… Says elimination would ensure fiscal adjustment
From ISAAC ANUMIHE, Abuja
International Monetary Fund (IMF) has advised the Federal Government to remove the remaining oil subsidy, as that would help fiscal adjustments. Speaking with newsmen in Abuja, IMF’s Senior Resident Representative/Mission Chief, Williams Scott Roger, insisted that the nation required public sector reforms, as that is necessary for planned savings of recurrent spending.
He also recommended that the Federal Government should mobilize non-oil revenues and strengthen oil-price rule and oil savings mechanism, while pushing for the maintenance of tight monetary policy until signs of durable reduction of inflationary pressures became manifest.
On the health of banking system, Rogers noted that it has improved considerably, saying that credit to the private sector was growing again and banks are now fully capitalized.
But he added that more work on consolidated and cross-border supervision should be encouraged while stressing the urgent need for structural reforms to enhance productivity and global competitiveness.
The fund stated that power reform was a quick win for growth and competitiveness, submitting that trade protection for “infant-industries†should be strictly time-bound and focus should be on measures to improve competitiveness.

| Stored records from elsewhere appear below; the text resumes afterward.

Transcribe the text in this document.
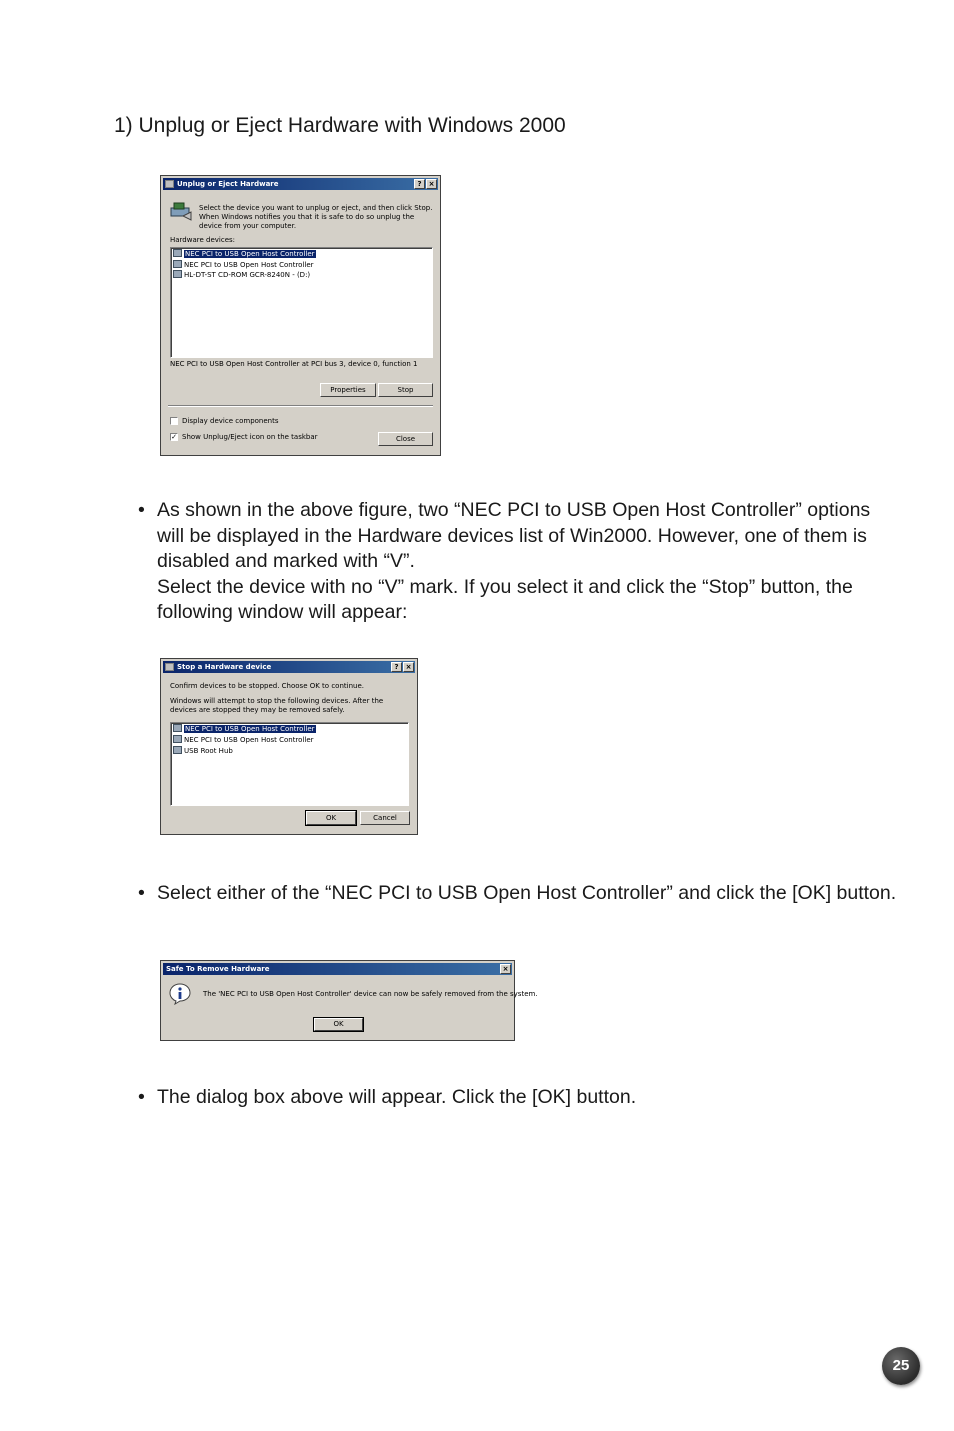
1) Unplug or Eject Hardware with Windows 2000
Unplug or Eject Hardware	?	×
Select the device you want to unplug or eject, and then click Stop. When Windows notifies you that it is safe to do so unplug the device from your computer.
Hardware devices:
NEC PCI to USB Open Host Controller
NEC PCI to USB Open Host Controller
HL-DT-ST CD-ROM GCR-8240N - (D:)
NEC PCI to USB Open Host Controller at PCI bus 3, device 0, function 1
Properties	Stop
Display device components
✓ Show Unplug/Eject icon on the taskbar	Close
• As shown in the above figure, two “NEC PCI to USB Open Host Controller” options will be displayed in the Hardware devices list of Win2000. However, one of them is disabled and marked with “V”.

Select the device with no “V” mark. If you select it and click the “Stop” button, the following window will appear:

Stop a Hardware device	?	×
Confirm devices to be stopped. Choose OK to continue.
Windows will attempt to stop the following devices. After the devices are stopped they may be removed safely.
NEC PCI to USB Open Host Controller
NEC PCI to USB Open Host Controller
USB Root Hub
OK	Cancel
• Select either of the “NEC PCI to USB Open Host Controller” and click the [OK] button.

Safe To Remove Hardware	×
The 'NEC PCI to USB Open Host Controller' device can now be safely removed from the system.
OK
• The dialog box above will appear. Click the [OK] button.

25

According to Rogers, export diversification is key to long-term growth and improvement in macroeconomic statistics, especially in national income accounts is important.
However, IMF noted that although international reserves have been rebuilt and now stand at just over US$50 billion, a decline in international oil prices to US$97 per barrel (annual average) can erode Excess Crude Account (ECA ) balances and that a fall to US$80-85 would completely wipe out ECA balances within a year.